Müller veröffentlicht Texte im Brenner und im Flugblatt Der Ruf. Er schreibt für den Saturn und für die Schaubühne, verfasst politische Essays und ist Schriftleiter des 5. Hefts des Ruf. 1912 plant er mit Heinrich Nowak eine Zeitschrift (‚Das Zeitalter’), die aber nicht erscheint. 1914 erscheinen erste größere Arbeiten. Seine Zeitschrift Torpedo mit politischen und kulturellen Themen erscheint nur ein einziges Mal. (Sie enthält ein Pamphlet Müllers gegen Karl Kraus, dessen Hass auf die Presse „der Hass des verhinderten Journalisten“[31] sei. Laut Helmes ist das Pamphlet sachlich an vielen Stellen nicht haltbar aber „von sprachlicher Virtuosität“[32].)
Am 21. August 1919 gründen Robert Müller und sein Bruder Erwin, ein Wirtschaftsfachmann, die „Literatia“, im Wiener Handelsgericht angemeldet als eine „Literarische Vertriebs- und Propaganda-Gesellschaft m.b.H.“[33], die sich das Ziel setzt, ähnlich wie die Geheimgesellschaft Katakombe, ein breites Kulturprogramm zu schaffen und eine aktivistische Ideologie zu verbreiten. Der Verlag ist äußerst erfolgreich, erreicht schnell die Dimension eines Konzerns[34], und Robert Musil schreibt: „Es ist ganz über Wien hinaus für die Literatur das weitaus interessanteste Unternehmen.“[35] Indessen bleibt „die Umsetzung der ideellen Zielsetzungen Robert Müllers [...] aus.“[36] Mit Wirkung vom 10. August 1923 scheidet dieser, vermutlich aufgrund dieses Umstands, aus dem Unternehmen aus. Er gründet den „Atlantischen Verlag“, mit dem er jedoch finanziell scheitert, laut Flake, der ihm nach eigener Aussage auch die immense Summe (200 Millionen Kronen) zur Verlagsgründung verschaffte[37], wegen einer ruinösen Überdimensionierung und weil ihm bei der Titelzusammenstellung keine glückliche Hand beschieden gewesen sei.[38]

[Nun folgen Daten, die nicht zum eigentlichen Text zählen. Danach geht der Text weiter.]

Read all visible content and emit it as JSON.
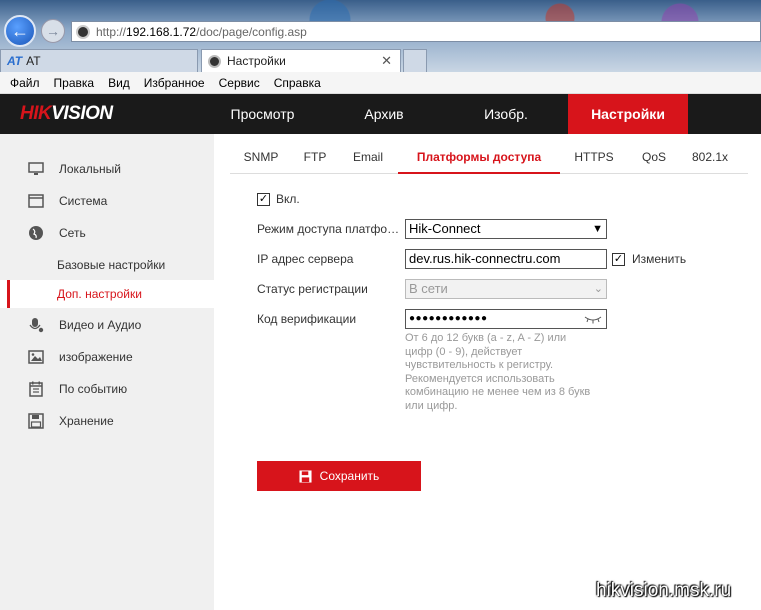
{
  "browser": {
    "address": {
      "prefix": "http://",
      "host": "192.168.1.72",
      "path": "/doc/page/config.asp"
    },
    "tabs": [
      {
        "label": "AT"
      },
      {
        "label": "Настройки"
      }
    ],
    "menu": [
      "Файл",
      "Правка",
      "Вид",
      "Избранное",
      "Сервис",
      "Справка"
    ]
  },
  "header": {
    "logo_part1": "HIK",
    "logo_part2": "VISION",
    "nav": [
      "Просмотр",
      "Архив",
      "Изобр.",
      "Настройки"
    ],
    "active_nav": "Настройки"
  },
  "sidebar": {
    "items": [
      {
        "label": "Локальный",
        "icon": "monitor-icon"
      },
      {
        "label": "Система",
        "icon": "system-window-icon"
      },
      {
        "label": "Сеть",
        "icon": "globe-icon"
      },
      {
        "label": "Базовые настройки",
        "sub": true
      },
      {
        "label": "Доп. настройки",
        "sub": true,
        "active": true
      },
      {
        "label": "Видео и Аудио",
        "icon": "microphone-icon"
      },
      {
        "label": "изображение",
        "icon": "image-icon"
      },
      {
        "label": "По событию",
        "icon": "calendar-icon"
      },
      {
        "label": "Хранение",
        "icon": "save-disk-icon"
      }
    ]
  },
  "subtabs": [
    "SNMP",
    "FTP",
    "Email",
    "Платформы доступа",
    "HTTPS",
    "QoS",
    "802.1x"
  ],
  "active_subtab": "Платформы доступа",
  "form": {
    "enable_label": "Вкл.",
    "enable_checked": true,
    "mode_label": "Режим доступа платфор…",
    "mode_value": "Hik-Connect",
    "server_label": "IP адрес сервера",
    "server_value": "dev.rus.hik-connectru.com",
    "change_label": "Изменить",
    "change_checked": true,
    "status_label": "Статус регистрации",
    "status_value": "В сети",
    "code_label": "Код верификации",
    "code_value": "●●●●●●●●●●●●",
    "hint": "От 6 до 12 букв (a - z, A - Z) или цифр (0 - 9), действует чувствительность к регистру. Рекомендуется использовать комбинацию не менее чем из 8 букв или цифр."
  },
  "save_label": "Сохранить",
  "watermark": "hikvision.msk.ru",
  "colors": {
    "accent": "#d7141b",
    "header_bg": "#1a1a1a",
    "sidebar_bg": "#f0f0f0"
  }
}
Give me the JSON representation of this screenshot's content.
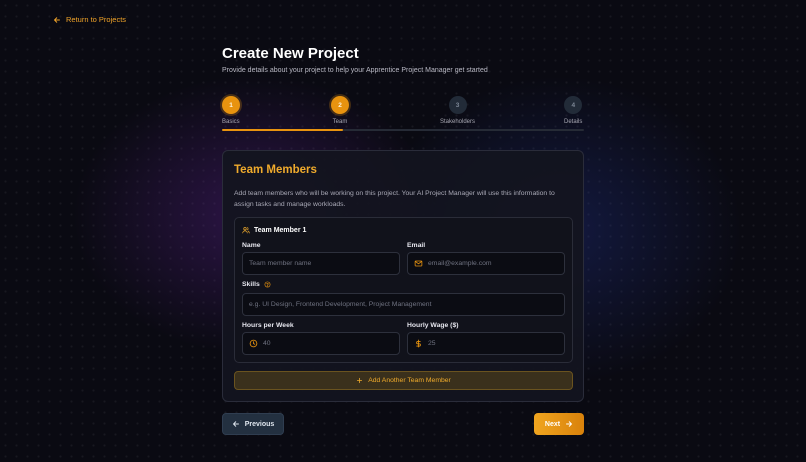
{
  "nav": {
    "return_label": "Return to Projects"
  },
  "header": {
    "title": "Create New Project",
    "subtitle": "Provide details about your project to help your Apprentice Project Manager get started"
  },
  "stepper": {
    "progress": 0.333,
    "steps": [
      {
        "number": "1",
        "label": "Basics",
        "state": "completed"
      },
      {
        "number": "2",
        "label": "Team",
        "state": "current"
      },
      {
        "number": "3",
        "label": "Stakeholders",
        "state": "upcoming"
      },
      {
        "number": "4",
        "label": "Details",
        "state": "upcoming"
      }
    ]
  },
  "card": {
    "title": "Team Members",
    "description": "Add team members who will be working on this project. Your AI Project Manager will use this information to assign tasks and manage workloads.",
    "member": {
      "heading": "Team Member 1",
      "name_label": "Name",
      "name_placeholder": "Team member name",
      "email_label": "Email",
      "email_placeholder": "email@example.com",
      "skills_label": "Skills",
      "skills_placeholder": "e.g. UI Design, Frontend Development, Project Management",
      "hours_label": "Hours per Week",
      "hours_placeholder": "40",
      "wage_label": "Hourly Wage ($)",
      "wage_placeholder": "25"
    },
    "add_member_label": "Add Another Team Member"
  },
  "footer": {
    "previous_label": "Previous",
    "next_label": "Next"
  },
  "colors": {
    "accent": "#e8930f",
    "accent_text": "#f0ab2c",
    "background": "#0a0a12"
  },
  "icons": {
    "return": "arrow-left-icon",
    "member": "users-icon",
    "email": "mail-icon",
    "skills_help": "help-circle-icon",
    "hours": "clock-icon",
    "wage": "dollar-icon",
    "add": "plus-icon",
    "previous": "arrow-left-icon",
    "next": "arrow-right-icon"
  }
}
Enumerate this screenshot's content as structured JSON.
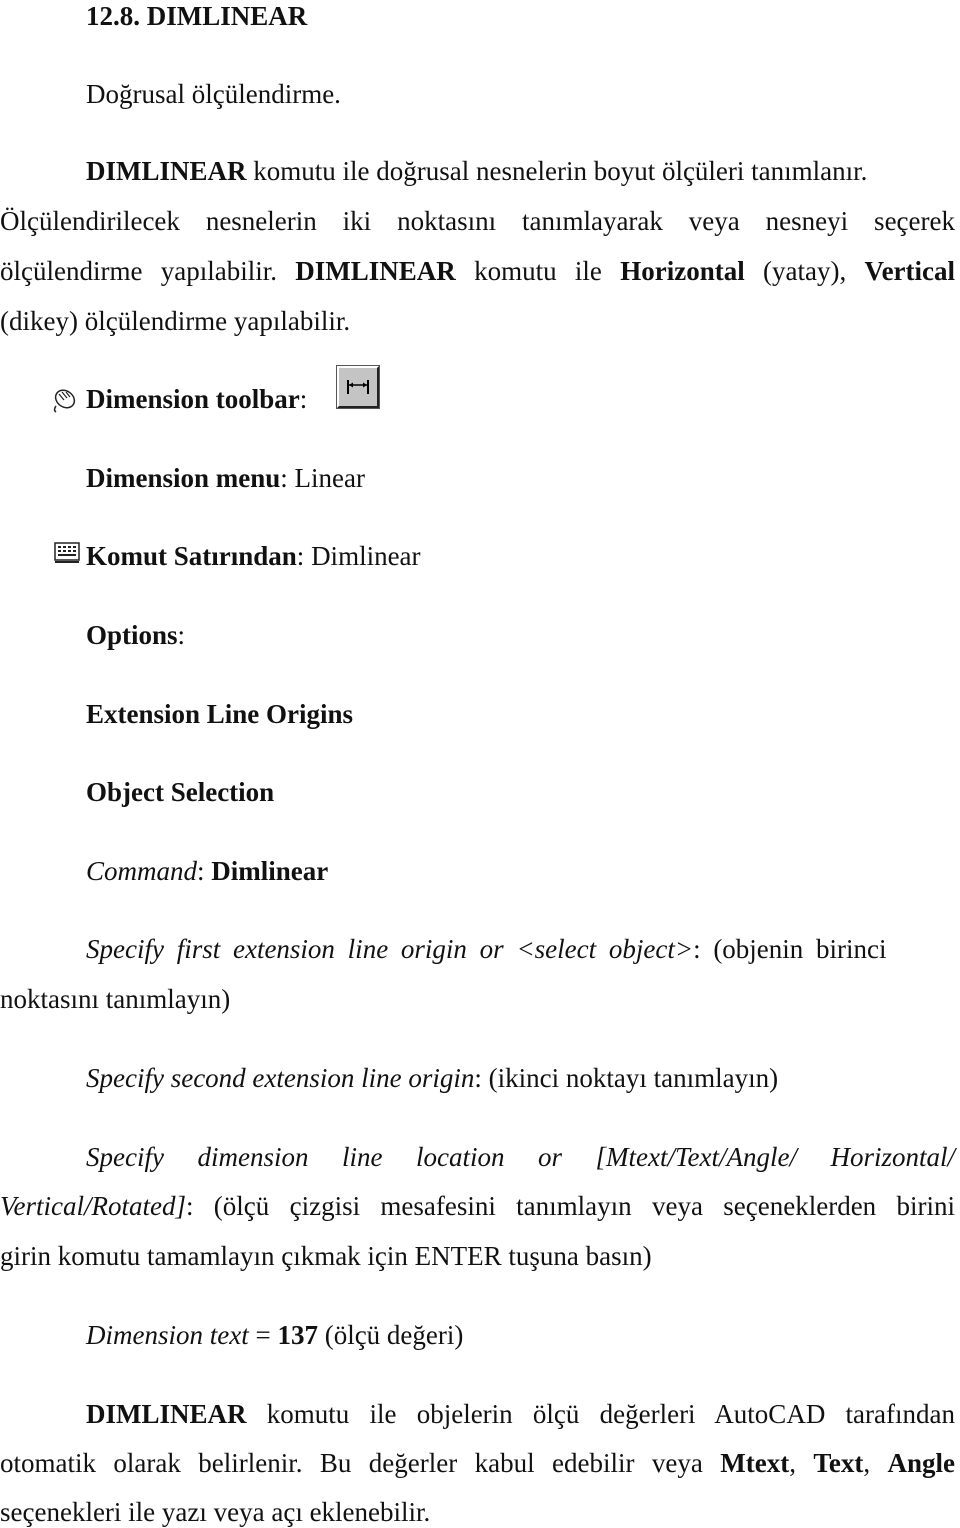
{
  "heading": "12.8. DIMLINEAR",
  "subtitle": "Doğrusal ölçülendirme.",
  "intro": {
    "cmd": "DIMLINEAR",
    "line1_rest": " komutu ile doğrusal nesnelerin boyut ölçüleri tanımlanır.",
    "line2": "Ölçülendirilecek nesnelerin iki noktasını tanımlayarak veya nesneyi seçerek",
    "line3_a": "ölçülendirme yapılabilir. ",
    "line3_cmd": "DIMLINEAR",
    "line3_b": " komutu ile ",
    "line3_h": "Horizontal",
    "line3_c": " (yatay), ",
    "line3_v": "Vertical",
    "line4": "(dikey) ölçülendirme yapılabilir."
  },
  "toolbar": {
    "label": "Dimension toolbar",
    "colon": ":",
    "icon": "linear-dimension-icon"
  },
  "menu": {
    "label": "Dimension menu",
    "colon": ": ",
    "value": "Linear"
  },
  "cmdline": {
    "label": "Komut Satırından",
    "colon": ": ",
    "value": "Dimlinear",
    "icon": "keyboard-icon"
  },
  "options": {
    "label": "Options",
    "colon": ":",
    "items": [
      "Extension Line Origins",
      "Object Selection"
    ]
  },
  "command": {
    "label": "Command",
    "colon": ": ",
    "value": "Dimlinear"
  },
  "prompts": {
    "p1_italic": "Specify first extension line origin or <select object>",
    "p1_rest": ": (objenin birinci",
    "p1_line2": "noktasını tanımlayın)",
    "p2_italic": "Specify second extension line origin",
    "p2_rest": ": (ikinci noktayı tanımlayın)",
    "p3_line1": "Specify dimension line location or [Mtext/Text/Angle/ Horizontal/",
    "p3_line2_italic": "Vertical/Rotated]",
    "p3_line2_rest": ": (ölçü çizgisi mesafesini tanımlayın veya seçeneklerden birini",
    "p3_line3": "girin komutu tamamlayın çıkmak için ENTER tuşuna basın)"
  },
  "dimtext": {
    "label": "Dimension text",
    "eq": " = ",
    "value": "137",
    "note": " (ölçü değeri)"
  },
  "closing": {
    "cmd": "DIMLINEAR",
    "line1_rest": " komutu ile objelerin ölçü değerleri AutoCAD tarafından",
    "line2_a": "otomatik olarak belirlenir. Bu değerler kabul edebilir veya ",
    "opt1": "Mtext",
    "sep1": ", ",
    "opt2": "Text",
    "sep2": ", ",
    "opt3": "Angle",
    "line3": "seçenekleri ile yazı veya açı eklenebilir."
  }
}
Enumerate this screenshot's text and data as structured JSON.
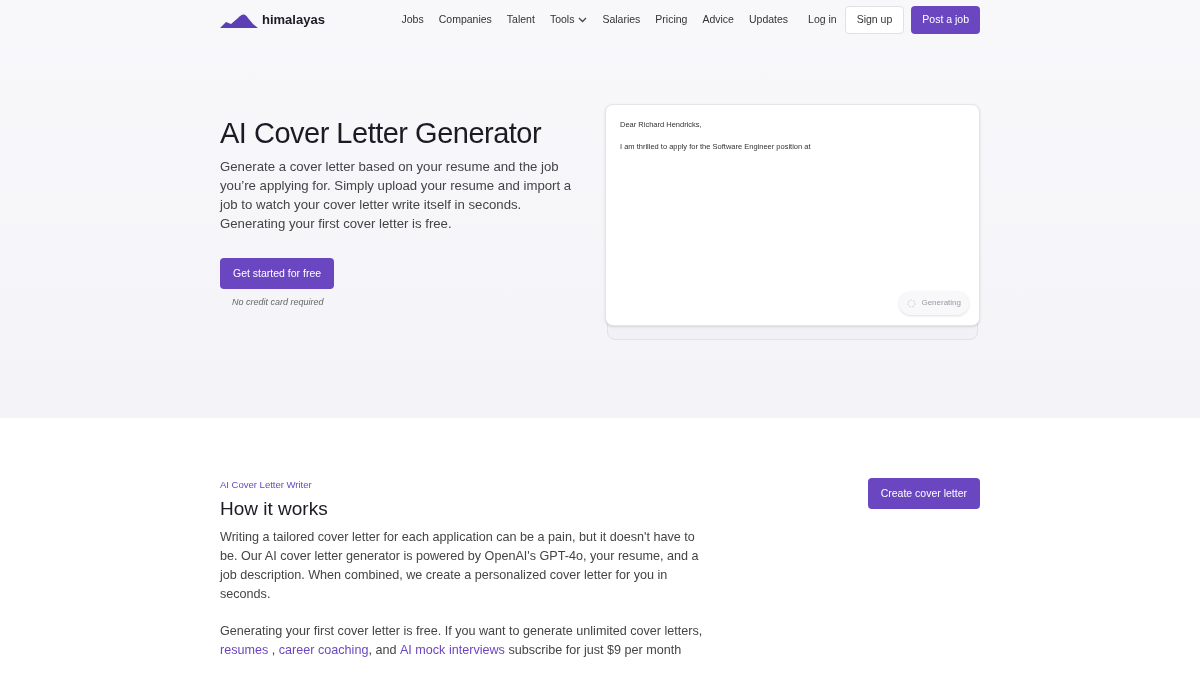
{
  "brand": "himalayas",
  "nav": [
    {
      "label": "Jobs",
      "has_menu": false
    },
    {
      "label": "Companies",
      "has_menu": false
    },
    {
      "label": "Talent",
      "has_menu": false
    },
    {
      "label": "Tools",
      "has_menu": true
    },
    {
      "label": "Salaries",
      "has_menu": false
    },
    {
      "label": "Pricing",
      "has_menu": false
    },
    {
      "label": "Advice",
      "has_menu": false
    },
    {
      "label": "Updates",
      "has_menu": false
    }
  ],
  "auth": {
    "login": "Log in",
    "signup": "Sign up",
    "post": "Post a job"
  },
  "hero": {
    "title": "AI Cover Letter Generator",
    "text": "Generate a cover letter based on your resume and the job you’re applying for. Simply upload your resume and import a job to watch your cover letter write itself in seconds. Generating your first cover letter is free.",
    "cta": "Get started for free",
    "note": "No credit card required"
  },
  "preview": {
    "greeting": "Dear Richard Hendricks,",
    "line": "I am thrilled to apply for the Software Engineer position at",
    "status": "Generating"
  },
  "how": {
    "eyebrow": "AI Cover Letter Writer",
    "title": "How it works",
    "button": "Create cover letter",
    "paragraph": "Writing a tailored cover letter for each application can be a pain, but it doesn't have to be. Our AI cover letter generator is powered by OpenAI's GPT-4o, your resume, and a job description. When combined, we create a personalized cover letter for you in seconds.",
    "segments": [
      {
        "kind": "text",
        "text": "Generating your first cover letter is free. If you want to generate unlimited cover letters, "
      },
      {
        "kind": "link",
        "text": "resumes"
      },
      {
        "kind": "text",
        "text": " , "
      },
      {
        "kind": "link",
        "text": "career coaching"
      },
      {
        "kind": "text",
        "text": ", and "
      },
      {
        "kind": "link",
        "text": "AI mock interviews"
      },
      {
        "kind": "text",
        "text": " subscribe for just $9 per month"
      }
    ]
  }
}
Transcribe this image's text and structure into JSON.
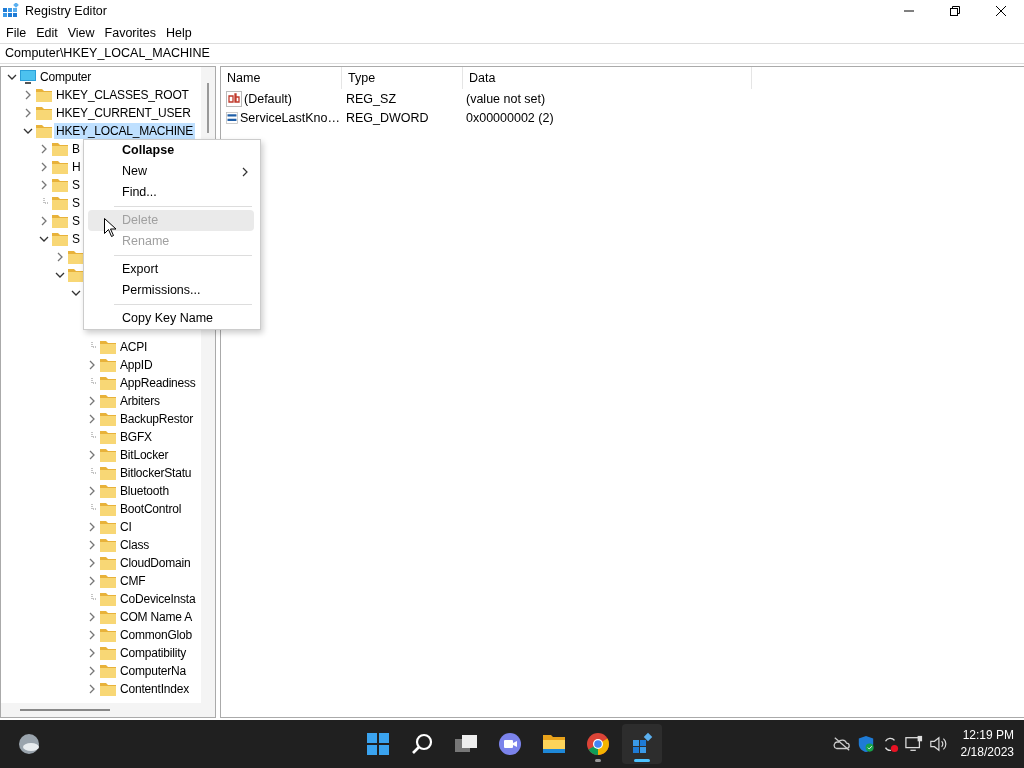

Abgesehen von Müllers Verdiensten im Rahmen seiner Verlagstätigkeit sowie seinen aufschlussreichen Essays sind schließlich von besonderer Bedeutung die fiktiven Texte, die der expressionistische Autor hinterließ. Zu nennen sind vor allem Tropen (1915), Flibustier (1921), Camera Obscura (1921), Irmelin Rose (1914), Das Inselmädchen (1919), Manhattan Girl (1920) und Der Barbar (1920). An dieser Stelle sei zunächst ein Blick auf den Begriff des Expressionismus geworfen.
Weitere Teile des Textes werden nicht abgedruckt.